Last weekend, Joe and I rented a cabin up in Wisconsin for a little adults-only mini-vacation. It was the first time we’ve been away overnight since Lillian was born, and it was by no means a long trip — we left on Friday afternoon and came home Sunday afternoon, during which time Lillian was in the capable care of her loving grandmother (aka my mom).
It was pretty low-key as far as vacations go. There were no big events or sightseeing tours, just the quiet beauty of forest and farmland surrounding the cabin where we stayed. In some ways, it felt like we completely left civilization — the cabin was so secluded that you had to drive through a shallow creek in order to get to it.
But despite being so far from civilization that there wasn’t the slightest hint of a cell phone signal, the cabin also came equipped with every comfort you could want. Like a kitchen with a full stove and refrigerator, and a flat-screen TV with a DVD player. And most surprisingly, there was even a nice fast wireless internet connection.
The wifi turned out to be really useful, since our cell phones were useless for making calls and we couldn’t seem to get the landline phone to work. Did you know that you could make actual phone calls, to people’s phones using their phone numbers, through Gmail? I don’t think I was aware of this possibility before the cabin trip. But it was really nice to be able to call my mom just to check in that everything was going well while we were gone.
Another noteworthy aspect of the cabin was the front porch, which featured rustic style wooden furniture and a panoramic view of the forest.
And when you’re staying in a cabin in the middle of the woods, it’s probably only a matter of time before some wildlife wanders by.

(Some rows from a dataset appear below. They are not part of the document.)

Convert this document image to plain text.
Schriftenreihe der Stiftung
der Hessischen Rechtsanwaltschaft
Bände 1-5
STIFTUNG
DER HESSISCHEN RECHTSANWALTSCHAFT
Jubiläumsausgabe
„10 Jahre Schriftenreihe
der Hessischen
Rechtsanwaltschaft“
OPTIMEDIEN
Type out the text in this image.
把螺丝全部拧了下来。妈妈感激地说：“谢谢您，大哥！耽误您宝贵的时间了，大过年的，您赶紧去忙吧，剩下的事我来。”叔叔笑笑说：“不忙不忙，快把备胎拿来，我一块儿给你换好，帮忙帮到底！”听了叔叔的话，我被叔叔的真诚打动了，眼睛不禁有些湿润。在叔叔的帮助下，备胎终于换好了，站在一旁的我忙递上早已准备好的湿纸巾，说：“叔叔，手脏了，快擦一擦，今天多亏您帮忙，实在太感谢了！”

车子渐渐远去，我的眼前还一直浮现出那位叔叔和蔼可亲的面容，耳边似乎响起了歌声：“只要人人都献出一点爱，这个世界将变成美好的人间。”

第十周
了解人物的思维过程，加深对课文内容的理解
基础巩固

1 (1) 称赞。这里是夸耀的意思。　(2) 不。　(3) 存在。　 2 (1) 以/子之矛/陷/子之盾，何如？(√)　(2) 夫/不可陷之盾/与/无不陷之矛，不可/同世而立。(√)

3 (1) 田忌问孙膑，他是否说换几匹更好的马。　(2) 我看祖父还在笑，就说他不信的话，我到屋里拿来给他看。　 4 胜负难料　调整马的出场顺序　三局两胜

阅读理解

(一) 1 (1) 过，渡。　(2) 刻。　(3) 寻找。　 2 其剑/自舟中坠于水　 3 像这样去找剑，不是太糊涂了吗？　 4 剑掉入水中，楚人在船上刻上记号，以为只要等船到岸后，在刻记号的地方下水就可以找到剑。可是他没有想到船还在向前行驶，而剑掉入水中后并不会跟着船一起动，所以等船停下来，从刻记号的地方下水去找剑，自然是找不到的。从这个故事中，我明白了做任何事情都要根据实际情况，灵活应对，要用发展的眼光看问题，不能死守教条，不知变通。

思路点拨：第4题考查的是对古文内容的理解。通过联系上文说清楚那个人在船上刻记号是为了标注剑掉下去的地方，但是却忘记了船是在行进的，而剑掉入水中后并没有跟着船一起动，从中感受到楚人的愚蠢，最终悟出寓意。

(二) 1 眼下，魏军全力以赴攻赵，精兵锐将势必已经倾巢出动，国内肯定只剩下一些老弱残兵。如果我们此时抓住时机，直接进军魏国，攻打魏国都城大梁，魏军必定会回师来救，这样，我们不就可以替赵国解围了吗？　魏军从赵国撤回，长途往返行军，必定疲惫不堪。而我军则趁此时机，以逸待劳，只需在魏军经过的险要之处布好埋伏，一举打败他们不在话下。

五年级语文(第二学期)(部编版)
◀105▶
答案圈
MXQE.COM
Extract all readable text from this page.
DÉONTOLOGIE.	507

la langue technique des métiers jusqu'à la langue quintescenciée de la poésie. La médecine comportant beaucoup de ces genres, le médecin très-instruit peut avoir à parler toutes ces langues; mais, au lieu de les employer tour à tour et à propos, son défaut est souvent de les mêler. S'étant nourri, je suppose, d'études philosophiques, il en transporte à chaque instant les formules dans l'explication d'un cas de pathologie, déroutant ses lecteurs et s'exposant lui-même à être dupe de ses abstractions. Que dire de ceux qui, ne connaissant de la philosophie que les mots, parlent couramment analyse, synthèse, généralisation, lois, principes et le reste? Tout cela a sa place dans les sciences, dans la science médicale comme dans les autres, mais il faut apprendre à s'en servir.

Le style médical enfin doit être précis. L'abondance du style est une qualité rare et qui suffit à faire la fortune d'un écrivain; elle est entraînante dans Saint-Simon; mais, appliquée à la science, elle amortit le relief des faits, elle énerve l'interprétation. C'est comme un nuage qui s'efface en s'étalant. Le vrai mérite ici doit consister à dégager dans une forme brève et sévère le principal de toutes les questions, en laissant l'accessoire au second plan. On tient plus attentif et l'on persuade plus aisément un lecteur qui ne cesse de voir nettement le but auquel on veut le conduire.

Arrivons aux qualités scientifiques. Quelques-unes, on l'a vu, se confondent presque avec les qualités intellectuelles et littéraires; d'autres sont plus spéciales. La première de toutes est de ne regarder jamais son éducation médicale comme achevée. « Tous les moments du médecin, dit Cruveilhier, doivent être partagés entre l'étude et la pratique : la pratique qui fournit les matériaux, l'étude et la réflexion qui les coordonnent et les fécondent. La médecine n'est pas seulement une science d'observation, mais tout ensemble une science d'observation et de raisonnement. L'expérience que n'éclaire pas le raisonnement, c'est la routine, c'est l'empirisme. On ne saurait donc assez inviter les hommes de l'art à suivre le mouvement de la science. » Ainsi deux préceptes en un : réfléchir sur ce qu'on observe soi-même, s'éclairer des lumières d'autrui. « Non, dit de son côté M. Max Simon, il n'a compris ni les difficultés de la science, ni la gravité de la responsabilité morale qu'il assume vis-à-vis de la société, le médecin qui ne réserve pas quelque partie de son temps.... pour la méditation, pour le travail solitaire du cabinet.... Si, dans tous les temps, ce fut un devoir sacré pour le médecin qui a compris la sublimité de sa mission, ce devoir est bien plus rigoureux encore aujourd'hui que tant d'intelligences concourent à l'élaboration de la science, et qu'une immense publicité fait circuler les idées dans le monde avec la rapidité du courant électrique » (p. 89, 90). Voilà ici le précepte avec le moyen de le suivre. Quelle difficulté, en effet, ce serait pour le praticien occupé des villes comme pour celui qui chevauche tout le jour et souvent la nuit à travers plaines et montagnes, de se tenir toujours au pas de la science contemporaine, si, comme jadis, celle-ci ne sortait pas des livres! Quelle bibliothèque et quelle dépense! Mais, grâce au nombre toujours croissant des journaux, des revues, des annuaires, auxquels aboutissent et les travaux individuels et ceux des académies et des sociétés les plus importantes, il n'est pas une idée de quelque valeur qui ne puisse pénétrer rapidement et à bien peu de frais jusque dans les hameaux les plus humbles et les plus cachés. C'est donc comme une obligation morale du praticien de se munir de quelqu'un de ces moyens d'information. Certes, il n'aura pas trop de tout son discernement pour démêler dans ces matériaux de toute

One of the best things about the cabin was the hammock slung between two trees outside. It was large enough and strong enough to hold up two people, and wonderfully relaxing to lie in the shade drifting gently in the summer breeze after feasting on a big block of Wisconsin cheese.
All in all it was a nice little getaway, and even if it was only for one full day, Joe and I came home feeling relaxed and refreshed.
But moving on to the second part of this post, I wanted to talk a little bit about the whole concept of parents taking kid-free vacations — because when you read enough parenting blogs and websites, you’re bound to run into the mentality that raising a healthy well-adjusted child requires the physical presence of a parent 24/7/365.
Take for instance discussions like this one about how selfish it is for mom and dad to leave their baby to go on vacation, or this advice piece by Dr. Sears, the founder of “attachment parenting” philosophy, which seems to suggest that it would be better to take a toddler along on a trip to Africa than to leave him behind with his grandmother.
While I’m sure you could just as easily find discussions and advice pieces that swing in the other direction, in general there seems to be a lot of guilt-tripping and judgement about the One Right Way to balance parenthood and family life with your relationship with your spouse. But my personal equation is that happy relaxed parents = happy relaxed baby = happy relaxed family, and I’m fully supportive of taking a weekend on occasion to relax, recharge, and reconnect.
What do you think of kid-free and baby-free vacations? Have you ever taken one? And if so, have you faced any kind of disapproval or criticism for it? Feel free to leave your thoughts or stories in the comments.